I think the answer is in the scheduler. Currently the LLVM scheduler
tries to reduce the register pressure on the aggregate of operations in
one basic block and leaves the rest to the register allocator to do it
magic (at least that is how I understand it); however, for an 8-bit
device with only one register, there isn't much that the register
allocator can do, hence increasing the number of spills.
What I think we should do is to add a new scheduling mode where the
scheduler tries to keep all operations on one dataflow path together;
kind of like what one would do for a stack based machine.
Now this stack-based scheduler mode is what I've been thinking of
adding, but I need more clues into the how-to of it and what it will
affect as far as other pieces of LLVM. Any kind of input with this
regard is appreciated.
Dan Gohman wrote:
Have you ever investigated the following approach? Define fake
register+register forms of common instructions, in addition to the
register+memory forms. Let the instruction selector work as if
everything were in registers. Then, since there's only one physical
register, the register allocator will have to spill, and the spills
and reloads can be folded in, eliminating the take register+register
forms. You might need special handling for the case where both
operands are the same.
If this works well enough, it would allow your target to be less
strange from LLVM's perspective. Fewer things would need to be
Custom-expanded (e.g. ADD), and it may even allow you to actually
run more of the optimizer (since without mem2reg, much of the
optimizer is effectively disabled).
I remember that you had suggested this in one of earlier emails as
well, which I lost. And I was desperately searching for that email. Glad
that you put up it again.
The approach actually sounds better as it will drastically simplify
the back-end code. But I was clueless as to how to make register
allocator fold the spills and reloads into the actual target
instructions. The only interfaces that it exposes are saveRegToStackSlot
and loadRegFromStackSlot, and we didn't even know for which instructions
these spills are reloads are happening. All these APIs get is a
Now that you have decided to get us to explore a better path, it would
be good if you could put more light to these issues.

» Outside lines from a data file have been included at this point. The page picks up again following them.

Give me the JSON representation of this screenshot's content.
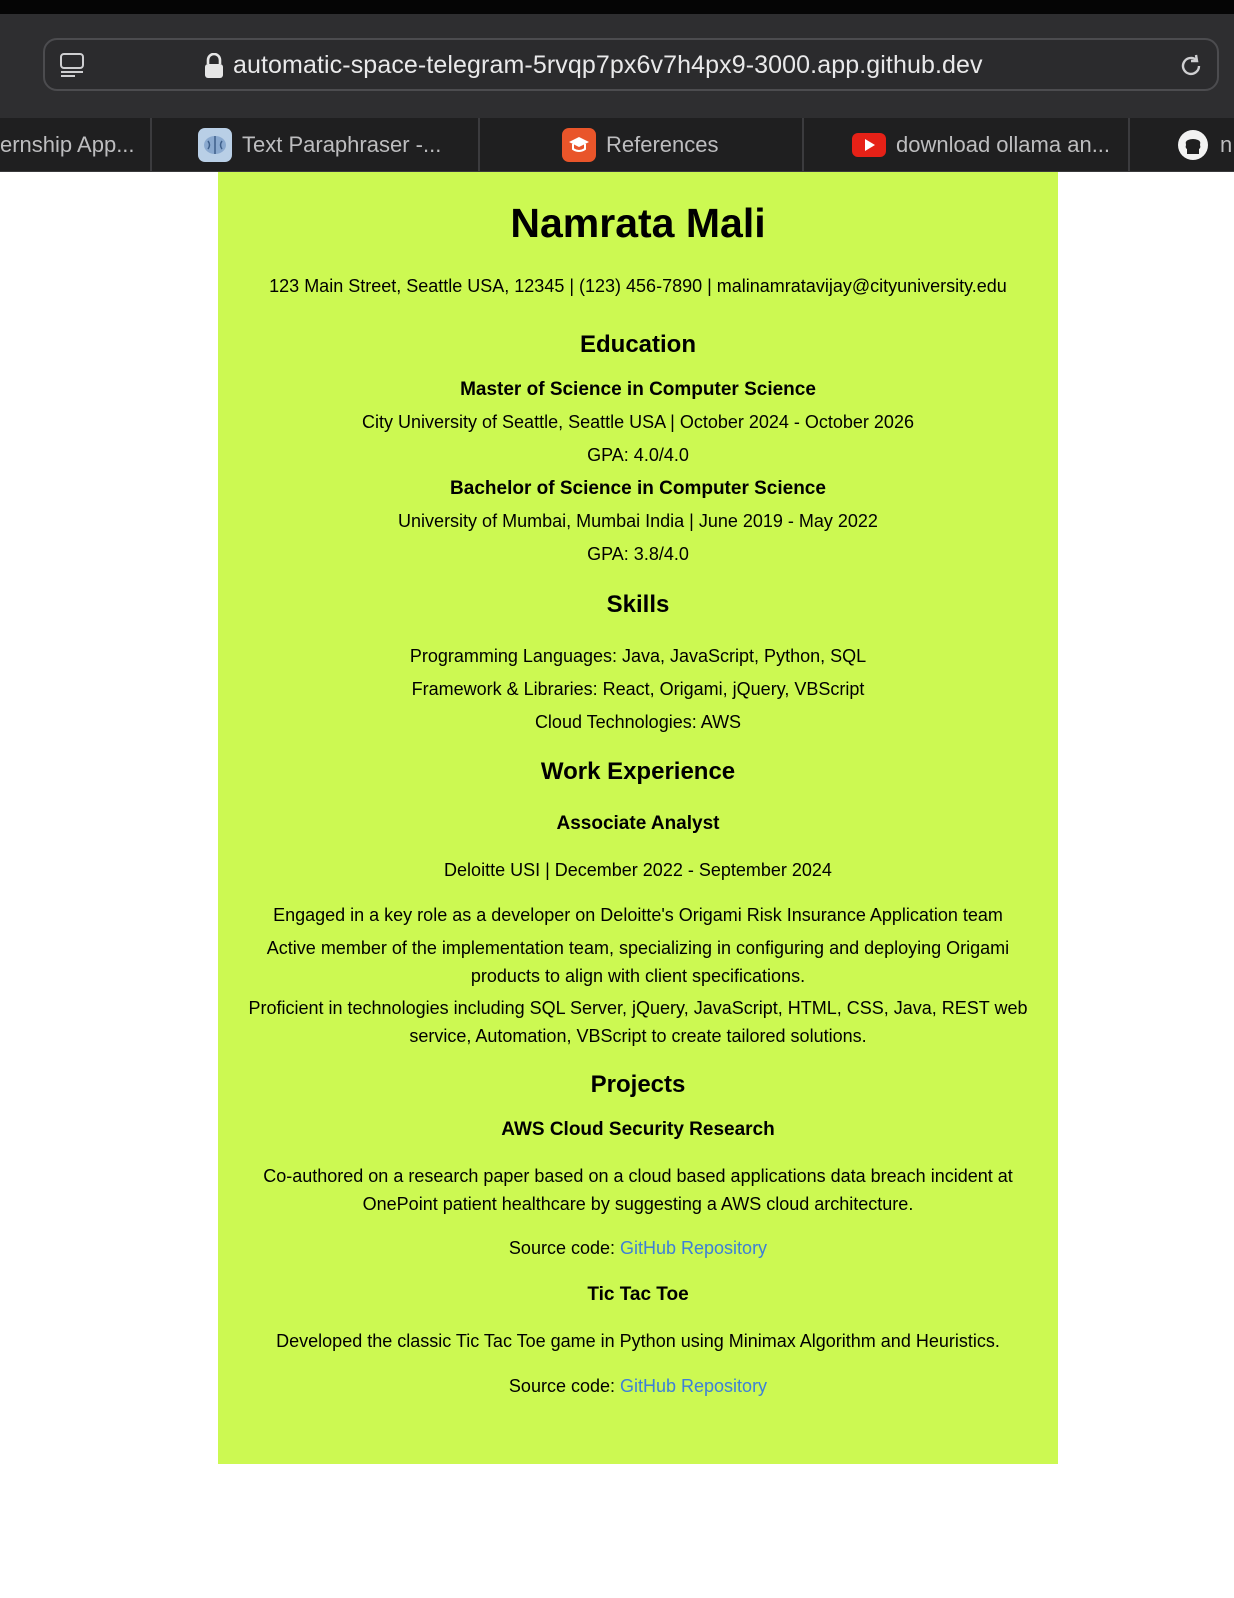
{
  "browser": {
    "url": "automatic-space-telegram-5rvqp7px6v7h4px9-3000.app.github.dev",
    "tabs": [
      {
        "label": "ernship App...",
        "icon": "page-icon"
      },
      {
        "label": "Text Paraphraser -...",
        "icon": "brain-icon"
      },
      {
        "label": "References",
        "icon": "graduation-cap-icon"
      },
      {
        "label": "download ollama an...",
        "icon": "youtube-icon"
      },
      {
        "label": "n",
        "icon": "github-icon"
      }
    ]
  },
  "resume": {
    "name": "Namrata Mali",
    "contact": "123 Main Street, Seattle USA, 12345 | (123) 456-7890 | malinamratavijay@cityuniversity.edu",
    "education": {
      "heading": "Education",
      "entries": [
        {
          "degree": "Master of Science in Computer Science",
          "school": "City University of Seattle, Seattle USA | October 2024 - October 2026",
          "gpa": "GPA: 4.0/4.0"
        },
        {
          "degree": "Bachelor of Science in Computer Science",
          "school": "University of Mumbai, Mumbai India | June 2019 - May 2022",
          "gpa": "GPA: 3.8/4.0"
        }
      ]
    },
    "skills": {
      "heading": "Skills",
      "items": [
        "Programming Languages: Java, JavaScript, Python, SQL",
        "Framework & Libraries: React, Origami, jQuery, VBScript",
        "Cloud Technologies: AWS"
      ]
    },
    "work": {
      "heading": "Work Experience",
      "title": "Associate Analyst",
      "company": "Deloitte USI | December 2022 - September 2024",
      "bullets": [
        "Engaged in a key role as a developer on Deloitte's Origami Risk Insurance Application team",
        "Active member of the implementation team, specializing in configuring and deploying Origami products to align with client specifications.",
        "Proficient in technologies including SQL Server, jQuery, JavaScript, HTML, CSS, Java, REST web service, Automation, VBScript to create tailored solutions."
      ]
    },
    "projects": {
      "heading": "Projects",
      "items": [
        {
          "title": "AWS Cloud Security Research",
          "description": "Co-authored on a research paper based on a cloud based applications data breach incident at OnePoint patient healthcare by suggesting a AWS cloud architecture.",
          "source_label": "Source code: ",
          "link_text": "GitHub Repository"
        },
        {
          "title": "Tic Tac Toe",
          "description": "Developed the classic Tic Tac Toe game in Python using Minimax Algorithm and Heuristics.",
          "source_label": "Source code: ",
          "link_text": "GitHub Repository"
        }
      ]
    }
  },
  "colors": {
    "resume_bg": "#ccf952",
    "link": "#3d7fd8",
    "chrome_bg": "#2e2e30"
  }
}
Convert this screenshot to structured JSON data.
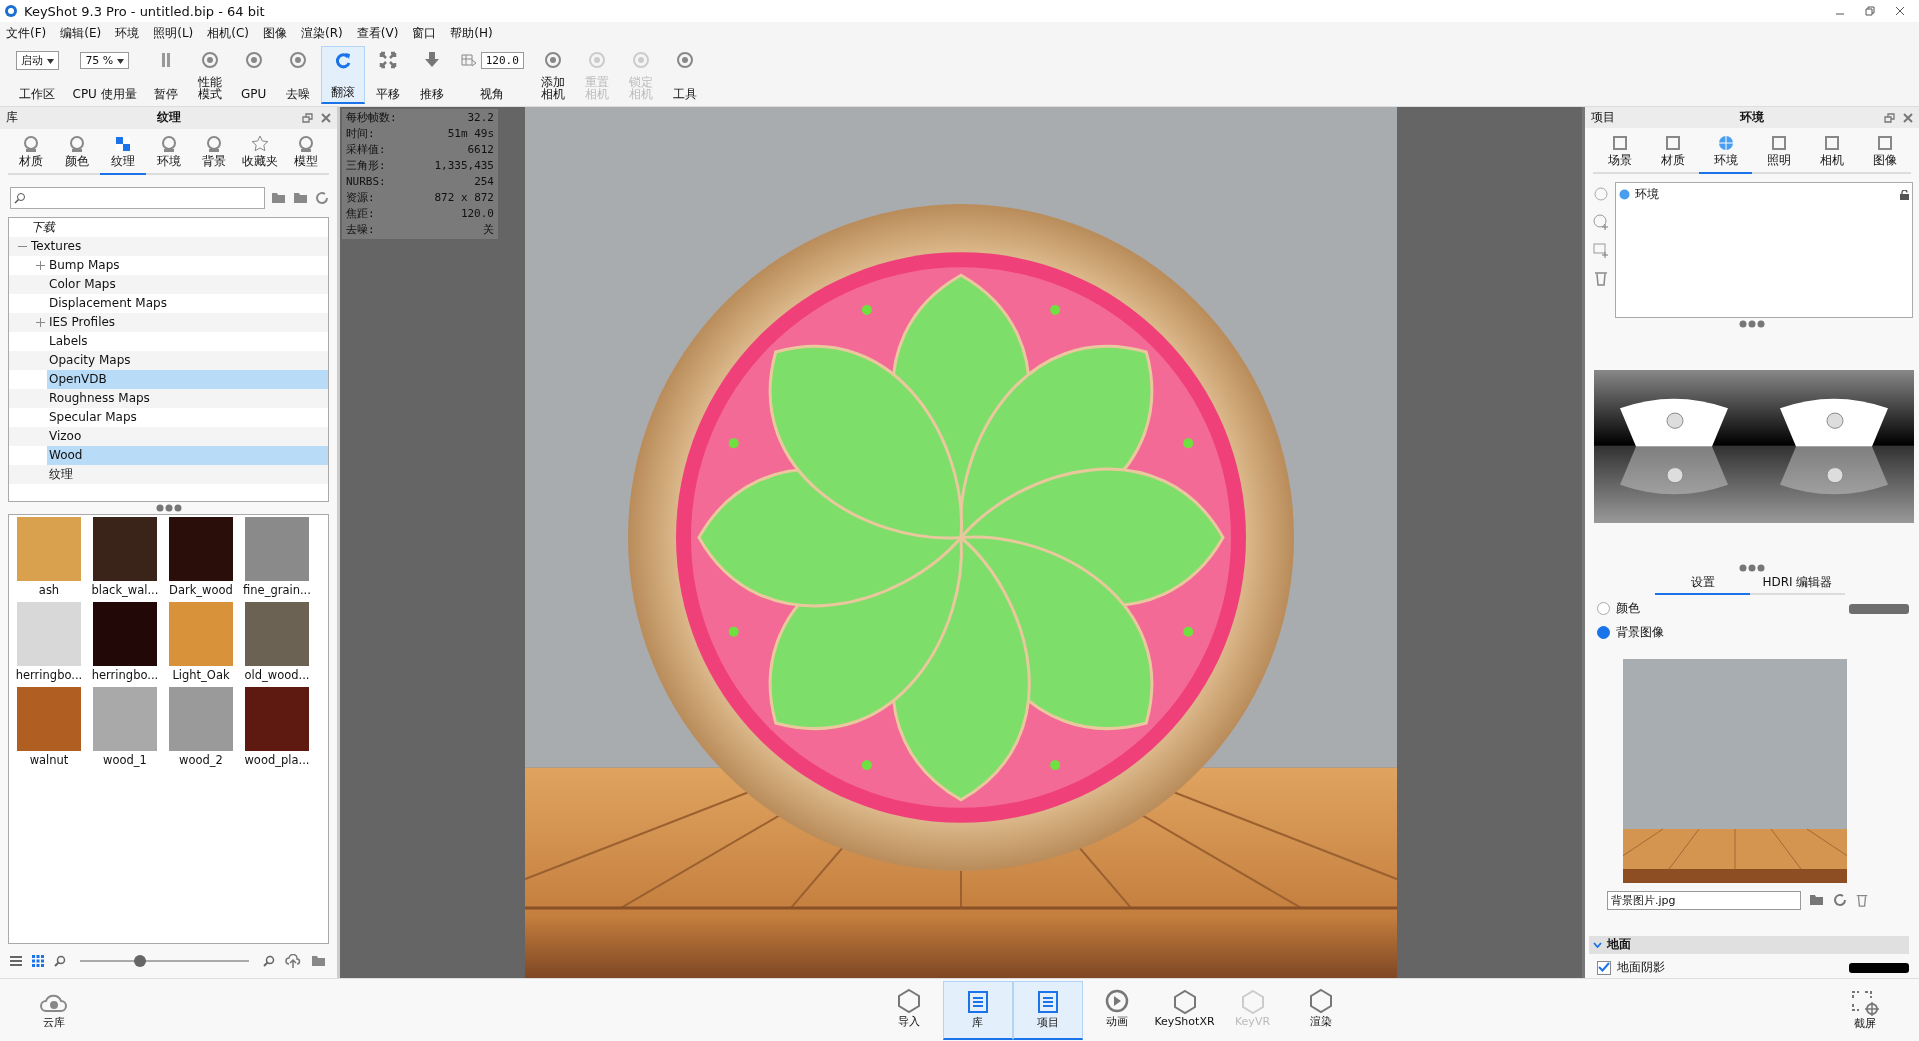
{
  "window": {
    "title": "KeyShot 9.3 Pro  - untitled.bip  - 64 bit"
  },
  "menu": [
    "文件(F)",
    "编辑(E)",
    "环境",
    "照明(L)",
    "相机(C)",
    "图像",
    "渲染(R)",
    "查看(V)",
    "窗口",
    "帮助(H)"
  ],
  "toolbar": [
    {
      "kind": "dropdown",
      "value": "启动",
      "label": "工作区",
      "selected": false,
      "disabled": false
    },
    {
      "kind": "dropdown",
      "value": "75 %",
      "label": "CPU 使用量",
      "selected": false,
      "disabled": false
    },
    {
      "kind": "button",
      "label": "暂停",
      "selected": false,
      "disabled": false
    },
    {
      "kind": "button",
      "label": "性能模式",
      "selected": false,
      "disabled": false
    },
    {
      "kind": "button",
      "label": "GPU",
      "selected": false,
      "disabled": false
    },
    {
      "kind": "button",
      "label": "去噪",
      "selected": false,
      "disabled": false
    },
    {
      "kind": "button",
      "label": "翻滚",
      "selected": true,
      "disabled": false
    },
    {
      "kind": "button",
      "label": "平移",
      "selected": false,
      "disabled": false
    },
    {
      "kind": "button",
      "label": "推移",
      "selected": false,
      "disabled": false
    },
    {
      "kind": "input",
      "value": "120.0",
      "label": "视角",
      "selected": false,
      "disabled": false
    },
    {
      "kind": "button",
      "label": "添加相机",
      "selected": false,
      "disabled": false
    },
    {
      "kind": "button",
      "label": "重置相机",
      "selected": false,
      "disabled": true
    },
    {
      "kind": "button",
      "label": "锁定相机",
      "selected": false,
      "disabled": true
    },
    {
      "kind": "button",
      "label": "工具",
      "selected": false,
      "disabled": false
    }
  ],
  "library": {
    "name": "库",
    "title": "纹理",
    "tabs": [
      {
        "label": "材质",
        "selected": false
      },
      {
        "label": "颜色",
        "selected": false
      },
      {
        "label": "纹理",
        "selected": true
      },
      {
        "label": "环境",
        "selected": false
      },
      {
        "label": "背景",
        "selected": false
      },
      {
        "label": "收藏夹",
        "selected": false
      },
      {
        "label": "模型",
        "selected": false
      }
    ],
    "tree": [
      {
        "label": "下载",
        "kind": "item",
        "selected": false
      },
      {
        "label": "Textures",
        "kind": "group",
        "expanded": true,
        "selected": false,
        "children": [
          {
            "label": "Bump Maps",
            "kind": "group",
            "expanded": false,
            "selected": false
          },
          {
            "label": "Color Maps",
            "kind": "item",
            "selected": false
          },
          {
            "label": "Displacement Maps",
            "kind": "item",
            "selected": false
          },
          {
            "label": "IES Profiles",
            "kind": "group",
            "expanded": false,
            "selected": false
          },
          {
            "label": "Labels",
            "kind": "item",
            "selected": false
          },
          {
            "label": "Opacity Maps",
            "kind": "item",
            "selected": false
          },
          {
            "label": "OpenVDB",
            "kind": "item",
            "selected": true
          },
          {
            "label": "Roughness Maps",
            "kind": "item",
            "selected": false
          },
          {
            "label": "Specular Maps",
            "kind": "item",
            "selected": false
          },
          {
            "label": "Vizoo",
            "kind": "item",
            "selected": false
          },
          {
            "label": "Wood",
            "kind": "item",
            "selected": true
          },
          {
            "label": "纹理",
            "kind": "item",
            "selected": false
          }
        ]
      }
    ],
    "thumbnails": [
      {
        "name": "ash",
        "color": "#d9a04e"
      },
      {
        "name": "black_wal...",
        "color": "#3a2318"
      },
      {
        "name": "Dark_wood",
        "color": "#2a0e0a"
      },
      {
        "name": "fine_grain...",
        "color": "#8a8a8a"
      },
      {
        "name": "herringbo...",
        "color": "#d8d8d8"
      },
      {
        "name": "herringbo...",
        "color": "#220806"
      },
      {
        "name": "Light_Oak",
        "color": "#d8923a"
      },
      {
        "name": "old_wood...",
        "color": "#6c6254"
      },
      {
        "name": "walnut",
        "color": "#b05e22"
      },
      {
        "name": "wood_1",
        "color": "#a9a9a9"
      },
      {
        "name": "wood_2",
        "color": "#9a9a9a"
      },
      {
        "name": "wood_pla...",
        "color": "#5e1a10"
      }
    ],
    "zoom": {
      "level": 0.35
    }
  },
  "stats": [
    {
      "label": "每秒帧数:",
      "value": "32.2"
    },
    {
      "label": "时间:",
      "value": "51m 49s"
    },
    {
      "label": "采样值:",
      "value": "6612"
    },
    {
      "label": "三角形:",
      "value": "1,335,435"
    },
    {
      "label": "NURBS:",
      "value": "254"
    },
    {
      "label": "资源:",
      "value": "872 x 872"
    },
    {
      "label": "焦距:",
      "value": "120.0"
    },
    {
      "label": "去噪:",
      "value": "关"
    }
  ],
  "project": {
    "name": "项目",
    "title": "环境",
    "tabs": [
      {
        "label": "场景",
        "selected": false
      },
      {
        "label": "材质",
        "selected": false
      },
      {
        "label": "环境",
        "selected": true
      },
      {
        "label": "照明",
        "selected": false
      },
      {
        "label": "相机",
        "selected": false
      },
      {
        "label": "图像",
        "selected": false
      }
    ],
    "environments": [
      {
        "label": "环境",
        "selected": false
      }
    ],
    "subtabs": [
      {
        "label": "设置",
        "selected": true
      },
      {
        "label": "HDRI 编辑器",
        "selected": false
      }
    ],
    "background_options": [
      {
        "label": "颜色",
        "selected": false,
        "color": "#6e6e6e"
      },
      {
        "label": "背景图像",
        "selected": true
      }
    ],
    "background_file": "背景图片.jpg",
    "ground": {
      "title": "地面",
      "expanded": true,
      "options": [
        {
          "label": "地面阴影",
          "checked": true,
          "color": "#000000"
        }
      ]
    }
  },
  "bottom_bar": {
    "left": "云库",
    "center": [
      {
        "label": "导入",
        "selected": false,
        "disabled": false
      },
      {
        "label": "库",
        "selected": true,
        "disabled": false
      },
      {
        "label": "项目",
        "selected": true,
        "disabled": false
      },
      {
        "label": "动画",
        "selected": false,
        "disabled": false
      },
      {
        "label": "KeyShotXR",
        "selected": false,
        "disabled": false
      },
      {
        "label": "KeyVR",
        "selected": false,
        "disabled": true
      },
      {
        "label": "渲染",
        "selected": false,
        "disabled": false
      }
    ],
    "right": "截屏"
  }
}
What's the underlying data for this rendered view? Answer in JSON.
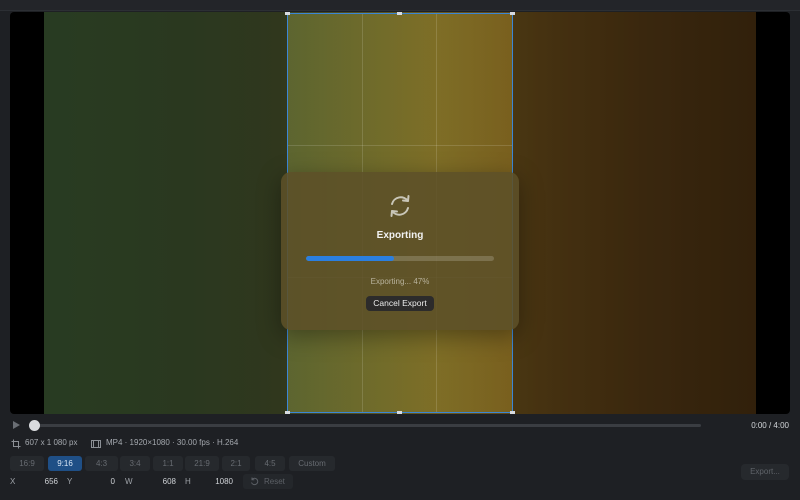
{
  "viewer": {
    "colors": {
      "crop_border": "#3b86d6",
      "progress_fill": "#2b7fe0",
      "selected_ratio": "#1f4f86"
    }
  },
  "export_modal": {
    "icon": "refresh-icon",
    "title": "Exporting",
    "progress_fraction": 0.47,
    "status_text": "Exporting... 47%",
    "cancel_label": "Cancel Export"
  },
  "timeline": {
    "play_icon": "play-icon",
    "timecode": "0:00 / 4:00",
    "position_fraction": 0.0
  },
  "info": {
    "crop_size": "607 x 1 080 px",
    "format": "MP4 · 1920×1080 · 30.00 fps · H.264",
    "crop_icon": "crop-icon",
    "film_icon": "film-icon"
  },
  "ratios": {
    "items": [
      "16:9",
      "9:16",
      "4:3",
      "3:4",
      "1:1",
      "21:9",
      "2:1",
      "4:5",
      "Custom"
    ],
    "selected": "9:16"
  },
  "coordinates": {
    "x_label": "X",
    "x_value": "656",
    "y_label": "Y",
    "y_value": "0",
    "w_label": "W",
    "w_value": "608",
    "h_label": "H",
    "h_value": "1080"
  },
  "actions": {
    "reset_label": "Reset",
    "reset_icon": "reset-icon",
    "export_label": "Export..."
  }
}
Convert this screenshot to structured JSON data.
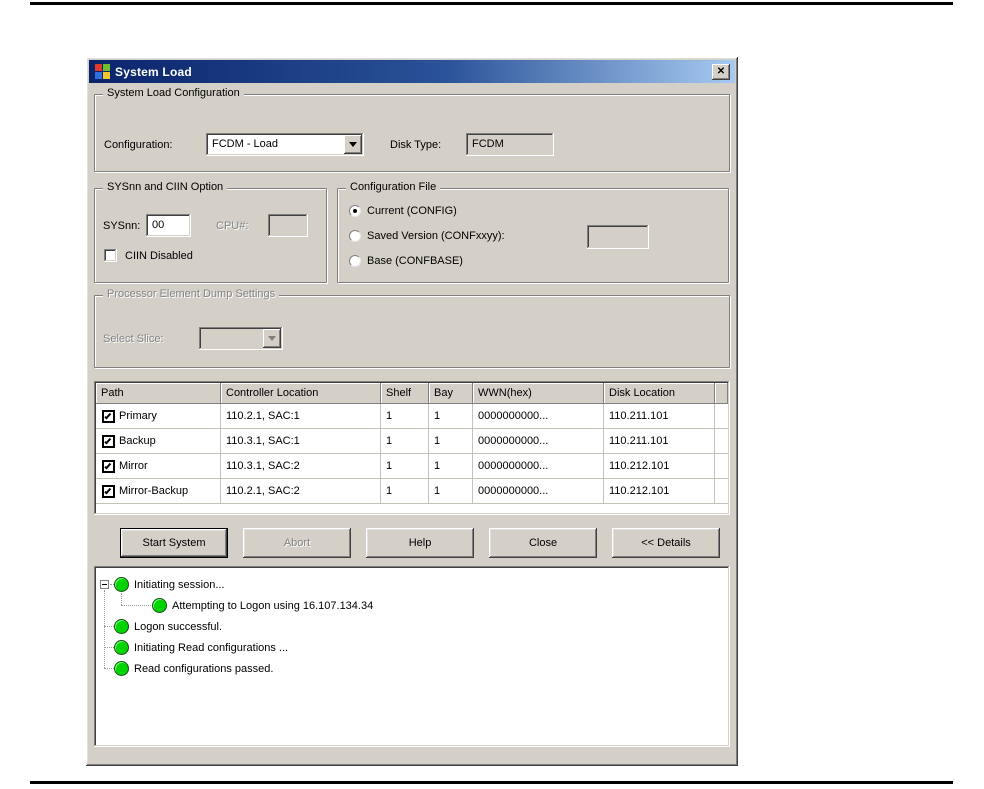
{
  "window": {
    "title": "System Load"
  },
  "icons": {
    "close": "✕"
  },
  "colors": {
    "titlebar_left": "#0a246a",
    "titlebar_right": "#a6caf0",
    "dialog_face": "#d4d0c8",
    "status_green": "#00d400"
  },
  "system_load_config": {
    "title": "System Load Configuration",
    "configuration_label": "Configuration:",
    "configuration_value": "FCDM - Load",
    "disk_type_label": "Disk Type:",
    "disk_type_value": "FCDM"
  },
  "sysnn_ciin": {
    "title": "SYSnn and CIIN Option",
    "sysnn_label": "SYSnn:",
    "sysnn_value": "00",
    "cpu_label": "CPU#:",
    "cpu_value": "",
    "ciin_label": "CIIN Disabled",
    "ciin_checked": false
  },
  "config_file": {
    "title": "Configuration File",
    "options": [
      {
        "label": "Current (CONFIG)",
        "selected": true
      },
      {
        "label": "Saved Version (CONFxxyy):",
        "selected": false,
        "field_value": ""
      },
      {
        "label": "Base (CONFBASE)",
        "selected": false
      }
    ]
  },
  "dump_settings": {
    "title": "Processor Element Dump Settings",
    "select_slice_label": "Select Slice:",
    "select_slice_value": "",
    "disabled": true
  },
  "table": {
    "columns": [
      "Path",
      "Controller Location",
      "Shelf",
      "Bay",
      "WWN(hex)",
      "Disk Location"
    ],
    "rows": [
      {
        "checked": true,
        "path": "Primary",
        "controller": "110.2.1, SAC:1",
        "shelf": "1",
        "bay": "1",
        "wwn": "0000000000...",
        "disk": "110.211.101"
      },
      {
        "checked": true,
        "path": "Backup",
        "controller": "110.3.1, SAC:1",
        "shelf": "1",
        "bay": "1",
        "wwn": "0000000000...",
        "disk": "110.211.101"
      },
      {
        "checked": true,
        "path": "Mirror",
        "controller": "110.3.1, SAC:2",
        "shelf": "1",
        "bay": "1",
        "wwn": "0000000000...",
        "disk": "110.212.101"
      },
      {
        "checked": true,
        "path": "Mirror-Backup",
        "controller": "110.2.1, SAC:2",
        "shelf": "1",
        "bay": "1",
        "wwn": "0000000000...",
        "disk": "110.212.101"
      }
    ]
  },
  "buttons": [
    {
      "label": "Start System",
      "state": "default"
    },
    {
      "label": "Abort",
      "state": "disabled"
    },
    {
      "label": "Help",
      "state": "normal"
    },
    {
      "label": "Close",
      "state": "normal"
    },
    {
      "label": "<< Details",
      "state": "normal"
    }
  ],
  "log": {
    "items": [
      {
        "text": "Initiating session...",
        "level": 0,
        "expanded": true
      },
      {
        "text": "Attempting to Logon using 16.107.134.34",
        "level": 1
      },
      {
        "text": "Logon successful.",
        "level": 0
      },
      {
        "text": "Initiating Read configurations ...",
        "level": 0
      },
      {
        "text": "Read configurations passed.",
        "level": 0
      }
    ]
  }
}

The main API hooks here are TargetInstrInfo::foldMemoryOperandImpl;
a FrameIndex form and a generic load form.
To be sure, I don't know if this kind of approach will work well. But if
does, it could help make PIC16 less different from other targets in
One more thing that I feel will simplify things in a great sense is to
make i16 legal (as it would make the pointer legal) and there onwards
lower the types/operations ourselves to 8-bit (as type legalizer
wouldn't do that). By doing that we would pretty much need to duplicate
the legalizer code in our back-end as the TypeLegalizer interfaces
currently are not exposed to TargetLowering. Or can a back-end just
create an instance of Type Legalizer and use it?
I don't have anything to suggest here.